Rupture au sommet de l’État : le président Bassirou Diomaye Faye limoge Ousmane Sonko

Le paysage politique du Sénégal est secoué par un revirement majeur. Ce vendredi soir, le chef de l’État Bassirou Diomaye Faye a officiellement mis fin aux fonctions de son Premier ministre, Ousmane Sonko. Cette séparation intervient après plusieurs mois de cohabitation de plus en plus difficile entre les deux hommes, qui avaient pourtant suscité un immense espoir lors de leur accession au pouvoir en avril 2024.

L’annonce a été faite à la télévision nationale par Oumar Samba Ba, secrétaire général de la présidence. Le décret présidentiel stipule non seulement le départ d’Ousmane Sonko, mais entraîne également la dissolution de l’ensemble du gouvernement, incluant les ministres et secrétaires d’État. En attendant la formation d’une nouvelle équipe, les membres sortants sont chargés de liquider les affaires courantes. Aucune précision n’a encore été apportée concernant l’identité du futur chef du gouvernement.

Une alliance historique qui vole en éclats

La relation entre le président et son ancien mentor s’est dégradée au fil des mois. Ousmane Sonko, figure de proue de l’opposition sous le régime de Macky Sall, avait été disqualifié de la course présidentielle de 2024. Il avait alors désigné Bassirou Diomaye Faye comme son remplaçant, lançant le slogan « Diomaye Moy Sonko » (Diomaye c’est Sonko). Cette stratégie avait permis au duo de remporter une victoire éclatante dès le premier tour.

Cependant, l’exercice du pouvoir a révélé des tensions de leadership. Récemment, Bassirou Diomaye Faye avait publiquement critiqué la « personnalisation excessive » du pouvoir par son Premier ministre. De son côté, Ousmane Sonko a continué de porter un discours radical, s’en prenant violemment à l’influence occidentale et aux valeurs étrangères devant l’Assemblée nationale peu avant son éviction.

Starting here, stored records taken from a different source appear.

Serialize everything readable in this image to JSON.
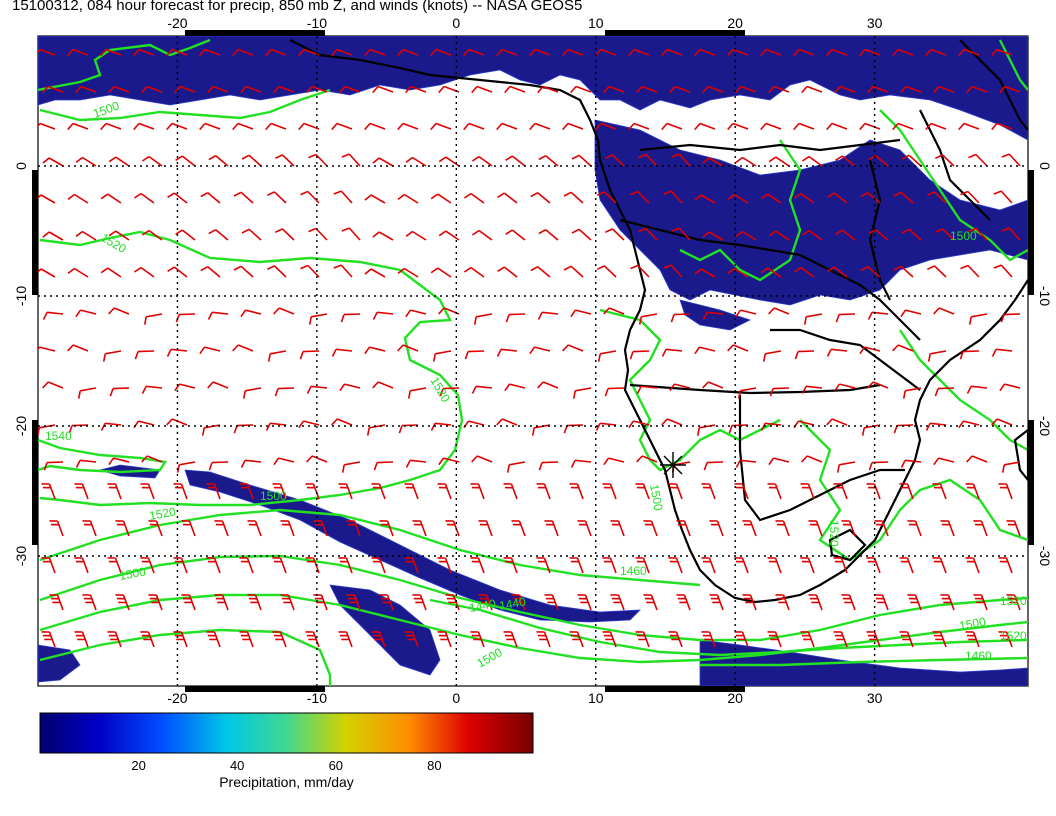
{
  "title": "15100312, 084 hour forecast for precip, 850 mb Z, and winds (knots) -- NASA GEOS5",
  "map": {
    "lon_range": [
      -30,
      41
    ],
    "lat_range": [
      -40,
      10
    ],
    "lon_ticks": [
      "-20",
      "-10",
      "0",
      "10",
      "20",
      "30"
    ],
    "lon_tick_values": [
      -20,
      -10,
      0,
      10,
      20,
      30
    ],
    "lat_ticks": [
      "0",
      "-10",
      "-20",
      "-30"
    ],
    "lat_tick_values": [
      0,
      -10,
      -20,
      -30
    ],
    "contour_labels": [
      "1500",
      "1520",
      "1520",
      "1540",
      "1520",
      "1500",
      "1440",
      "1440",
      "1460",
      "1500",
      "1520",
      "1500",
      "1500",
      "1460",
      "1520",
      "1500",
      "1520",
      "1500"
    ],
    "colors": {
      "precip_dark": "#1a1a8c",
      "contour": "#22e022",
      "wind_barb": "#e00000",
      "coast": "#000000"
    }
  },
  "colorbar": {
    "label": "Precipitation, mm/day",
    "ticks": [
      "20",
      "40",
      "60",
      "80"
    ],
    "tick_values": [
      20,
      40,
      60,
      80
    ],
    "range": [
      0,
      100
    ],
    "colors": [
      "#000080",
      "#0000ff",
      "#00aaff",
      "#00e0c0",
      "#60d060",
      "#d0d000",
      "#ff8000",
      "#e00000",
      "#800000"
    ]
  }
}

Réactions à Dakar et enjeux futurs

Immédiatement après l’annonce de son limogeage, Ousmane Sonko a réagi sur les réseaux sociaux, affirmant avoir le « cœur léger ». Dans le quartier de Keur Gorgui à Dakar, des centaines de sympathisants se sont spontanément réunis pour acclamer le leader du parti au pouvoir, qui conserve une influence majeure grâce à sa large majorité obtenue lors des législatives de novembre 2024.

Ce bouleversement politique survient dans un contexte économique tendu. Le Sénégal fait face à une dette publique colossale représentant 132 % de son PIB. Le gouvernement actuel a récemment accusé l’administration précédente d’avoir masqué l’ampleur du déficit budgétaire, entraînant la suspension des aides du FMI. Alors que des réformes électorales récentes ouvrent la porte à une candidature de Sonko pour la présidentielle de 2029, cette rupture marque le début d’une nouvelle ère d’incertitude pour la politique sénégalaise.